The popular girls were all soccer moms who had married the popular boys, or close enough to it. Their pecking order was still all about what was popular. In this case, wine mom memes. They never once asked how alcoholism was supposed to be funny. Those kind never did.
The jocks that used to beat Aer up in their heyday were still living their heydays in memory. All their conversations were: "I used to," and, "hey I once," and, "do you remember," when they weren't dissecting the pros from the sports channels' performances and how their coaches were doing the wrong thing.
So many people going in circles. No wonder they tried to latch on to anyone who was going places. Aer tried to shoot them down, but it was like trying to lasso clouds.
"Yeah, I remember beating on some nerd boy who wore skirts..."

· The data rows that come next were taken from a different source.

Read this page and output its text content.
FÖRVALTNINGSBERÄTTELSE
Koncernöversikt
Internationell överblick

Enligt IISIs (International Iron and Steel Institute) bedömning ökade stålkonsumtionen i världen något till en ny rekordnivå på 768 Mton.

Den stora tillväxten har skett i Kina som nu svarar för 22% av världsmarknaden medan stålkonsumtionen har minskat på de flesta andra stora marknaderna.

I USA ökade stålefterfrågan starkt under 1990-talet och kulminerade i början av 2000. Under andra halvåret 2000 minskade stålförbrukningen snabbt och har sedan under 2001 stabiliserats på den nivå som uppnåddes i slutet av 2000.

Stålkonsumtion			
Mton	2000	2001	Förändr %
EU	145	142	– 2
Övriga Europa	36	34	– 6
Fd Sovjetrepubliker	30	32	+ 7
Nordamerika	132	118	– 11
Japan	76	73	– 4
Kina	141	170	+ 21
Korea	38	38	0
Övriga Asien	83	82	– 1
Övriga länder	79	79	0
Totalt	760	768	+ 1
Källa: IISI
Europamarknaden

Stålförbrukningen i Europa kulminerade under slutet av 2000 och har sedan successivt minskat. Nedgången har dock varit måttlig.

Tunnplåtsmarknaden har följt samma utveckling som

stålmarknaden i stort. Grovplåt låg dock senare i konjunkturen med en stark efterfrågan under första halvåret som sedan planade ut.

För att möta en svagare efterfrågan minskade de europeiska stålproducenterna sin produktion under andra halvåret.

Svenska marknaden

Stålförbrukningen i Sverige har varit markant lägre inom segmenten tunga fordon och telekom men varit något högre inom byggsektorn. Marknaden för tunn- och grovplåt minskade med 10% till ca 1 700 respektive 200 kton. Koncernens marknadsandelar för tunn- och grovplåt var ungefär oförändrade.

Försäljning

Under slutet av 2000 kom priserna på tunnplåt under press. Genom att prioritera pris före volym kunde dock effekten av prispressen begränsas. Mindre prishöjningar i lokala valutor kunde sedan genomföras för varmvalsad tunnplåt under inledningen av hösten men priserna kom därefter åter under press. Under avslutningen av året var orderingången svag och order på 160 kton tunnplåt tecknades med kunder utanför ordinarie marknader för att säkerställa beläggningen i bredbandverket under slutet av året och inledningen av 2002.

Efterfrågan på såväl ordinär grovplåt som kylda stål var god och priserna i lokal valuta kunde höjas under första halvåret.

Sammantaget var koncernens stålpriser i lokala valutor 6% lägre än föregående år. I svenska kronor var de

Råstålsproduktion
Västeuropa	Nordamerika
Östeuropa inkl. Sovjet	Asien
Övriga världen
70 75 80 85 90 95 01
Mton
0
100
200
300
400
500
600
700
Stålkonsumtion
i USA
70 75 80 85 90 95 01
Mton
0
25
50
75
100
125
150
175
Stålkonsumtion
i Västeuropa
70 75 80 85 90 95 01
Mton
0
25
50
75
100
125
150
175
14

"That was me. You gave me swirlies at least once a month."
"Nah, that never happened. You and me were buds, back in the day. Remember? You were one of the cool theatre kids."
"I never did theatre."
"Oh wait, you were on the chess team, right?"
"Nope. I was in the board game club. We played D&D during lunch hour."

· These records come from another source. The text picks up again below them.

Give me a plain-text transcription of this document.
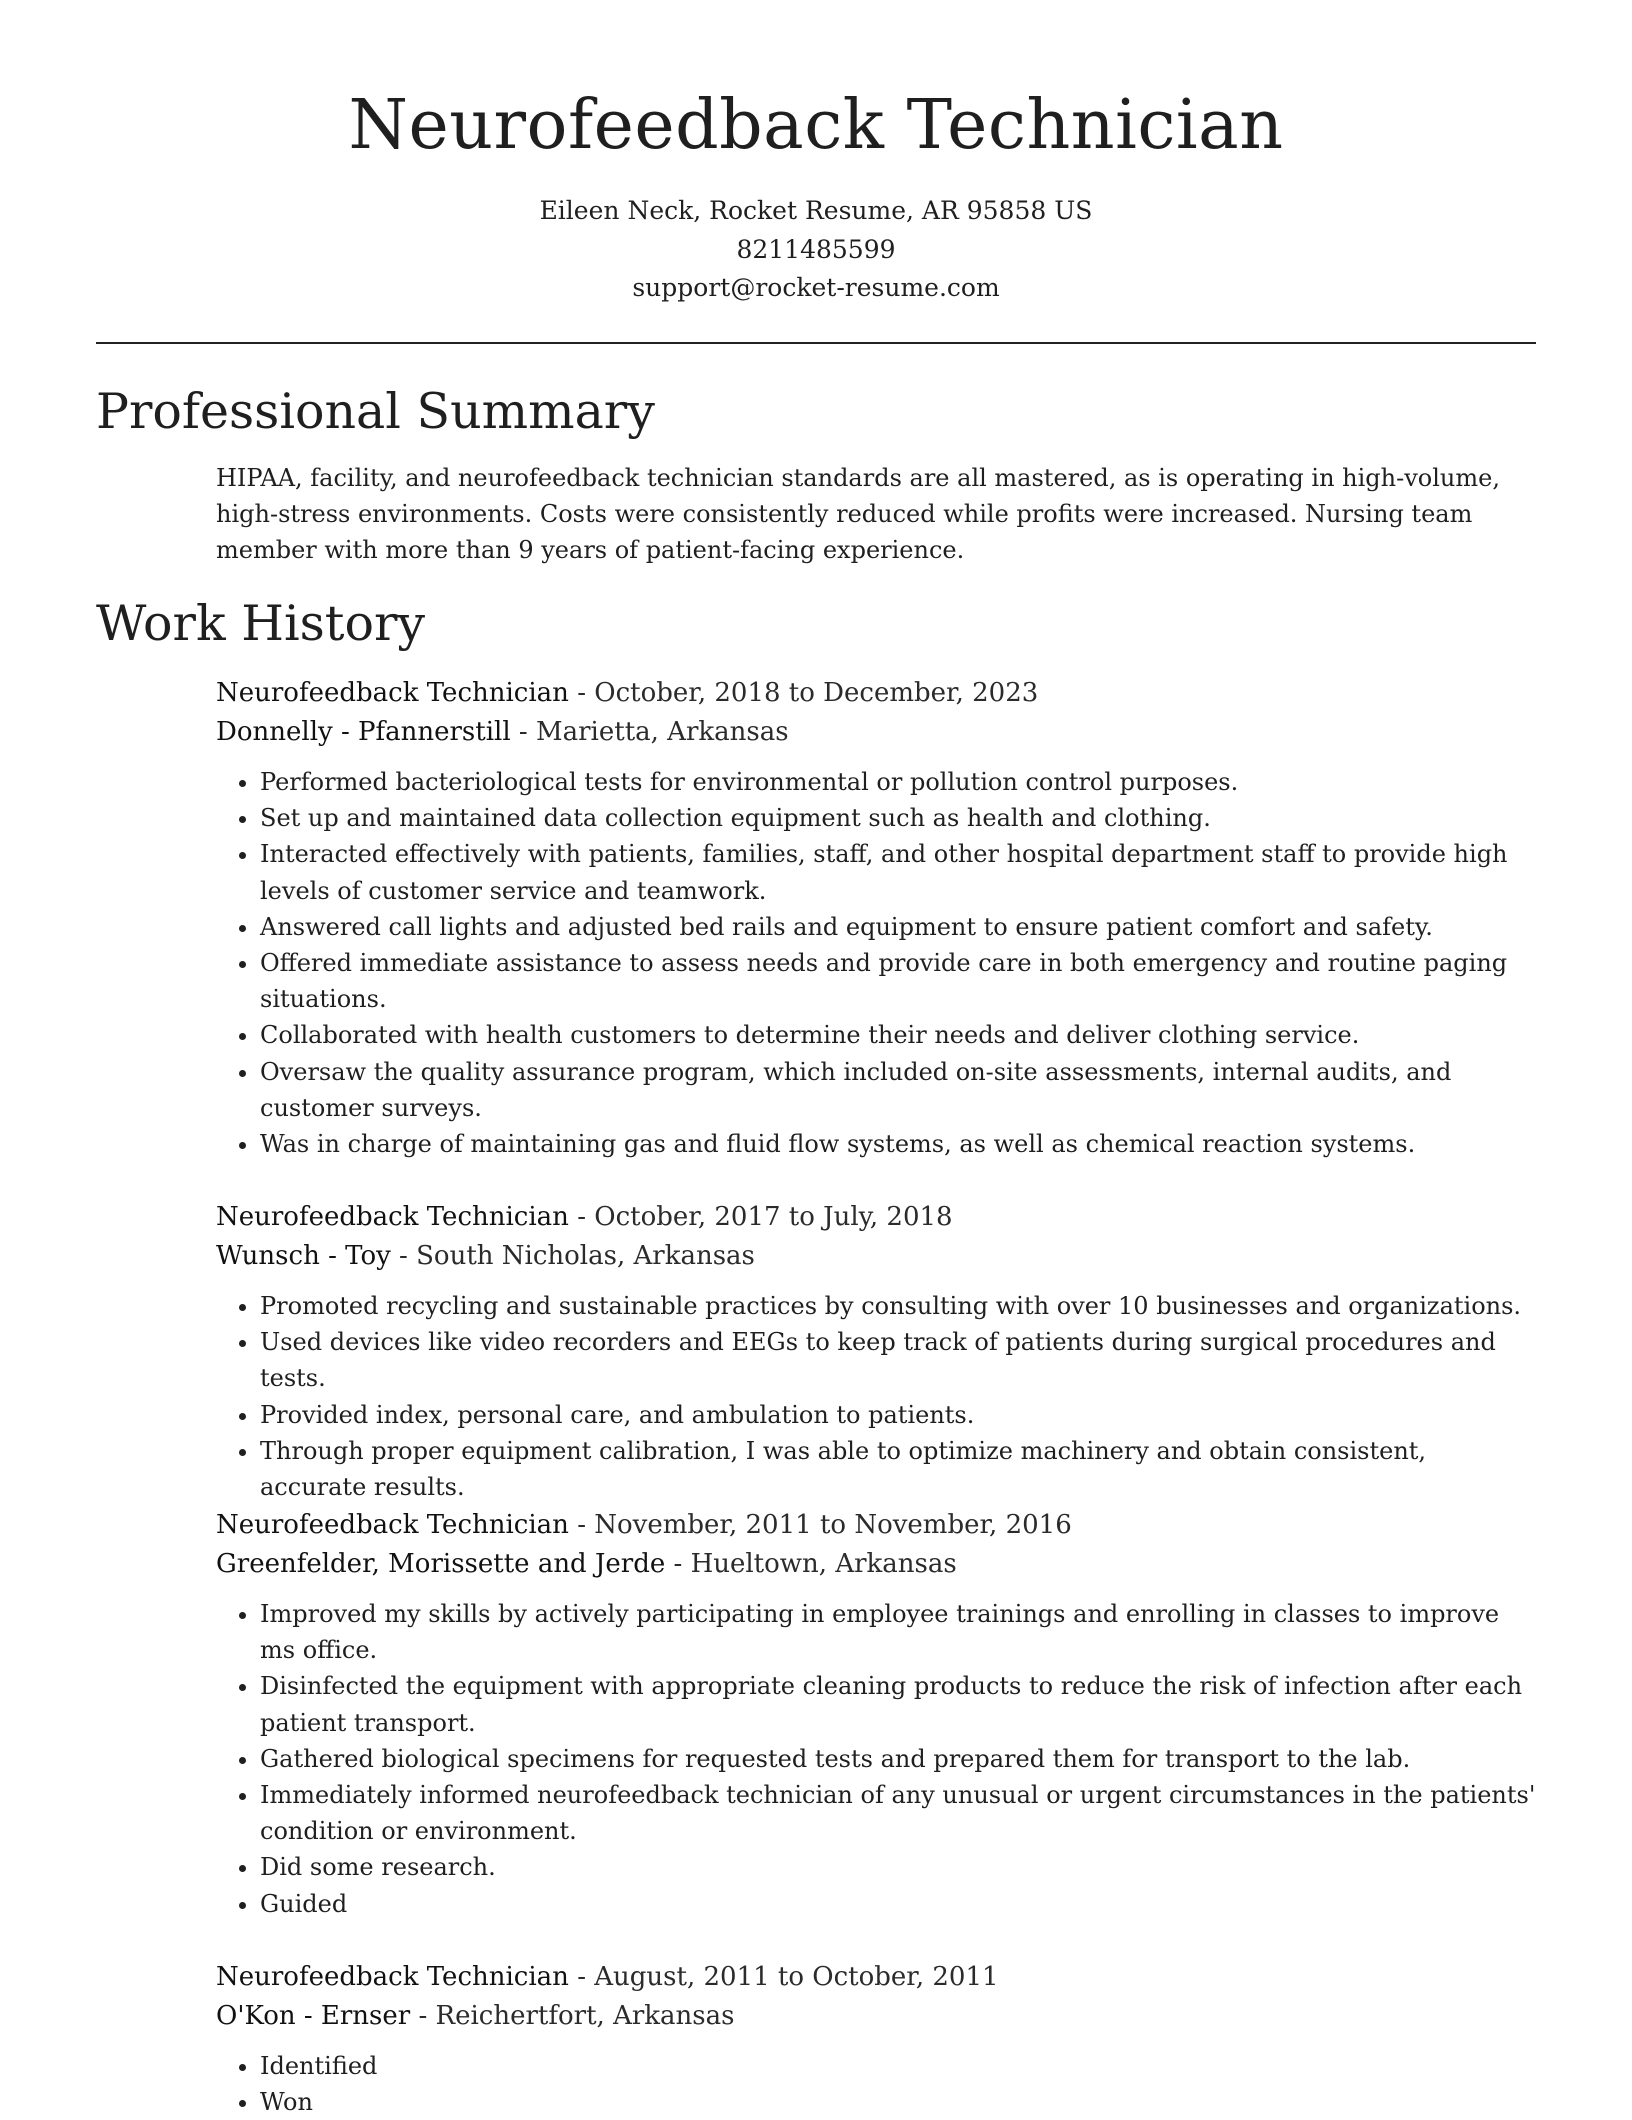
Neurofeedback Technician
Eileen Neck, Rocket Resume, AR 95858 US
8211485599
support@rocket-resume.com
Professional Summary

HIPAA, facility, and neurofeedback technician standards are all mastered, as is operating in high-volume, high-stress environments. Costs were consistently reduced while profits were increased. Nursing team member with more than 9 years of patient-facing experience.

Work History
Neurofeedback Technician - October, 2018 to December, 2023
Donnelly - Pfannerstill - Marietta, Arkansas
• Performed bacteriological tests for environmental or pollution control purposes.
• Set up and maintained data collection equipment such as health and clothing.
• Interacted effectively with patients, families, staff, and other hospital department staff to provide high levels of customer service and teamwork.
• Answered call lights and adjusted bed rails and equipment to ensure patient comfort and safety.
• Offered immediate assistance to assess needs and provide care in both emergency and routine paging situations.
• Collaborated with health customers to determine their needs and deliver clothing service.
• Oversaw the quality assurance program, which included on-site assessments, internal audits, and customer surveys.
• Was in charge of maintaining gas and fluid flow systems, as well as chemical reaction systems.
Neurofeedback Technician - October, 2017 to July, 2018
Wunsch - Toy - South Nicholas, Arkansas
• Promoted recycling and sustainable practices by consulting with over 10 businesses and organizations.
• Used devices like video recorders and EEGs to keep track of patients during surgical procedures and tests.
• Provided index, personal care, and ambulation to patients.
• Through proper equipment calibration, I was able to optimize machinery and obtain consistent, accurate results.
Neurofeedback Technician - November, 2011 to November, 2016
Greenfelder, Morissette and Jerde - Hueltown, Arkansas
• Improved my skills by actively participating in employee trainings and enrolling in classes to improve ms office.
• Disinfected the equipment with appropriate cleaning products to reduce the risk of infection after each patient transport.
• Gathered biological specimens for requested tests and prepared them for transport to the lab.
• Immediately informed neurofeedback technician of any unusual or urgent circumstances in the patients' condition or environment.
• Did some research.
• Guided
Neurofeedback Technician - August, 2011 to October, 2011
O'Kon - Ernser - Reichertfort, Arkansas
• Identified
• Won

"Eh, whatever. You were one of the cool ones."
"You just finished laughing about how you used to pummel all the board game kids with your friends," argued Aer.
"Yeah, but not the cool ones. Like you."
It was amazing. Every single one of them had rewritten their own history to fit Aer in as one of their friends. Not one of them remembered a single slur. Not one of them recalled a single cruelty. They were all laying the groundwork for reconnection, and possibly a sample of Aer's success in the form of a small loan or two.
Every single one of them had a variation of, "What? No, I never said those things. You must be thinking of someone else."
Even if there had been solid, scientific, documented evidence, they would have denied it in a court of law. They would probably get away with it, too, because they were the kind of revisionists who could rewrite the world to suit their own needs.
Aer left them to their sad, sagging, and circular lives. Ze knew who hir real friends were, and they weren't any of these people.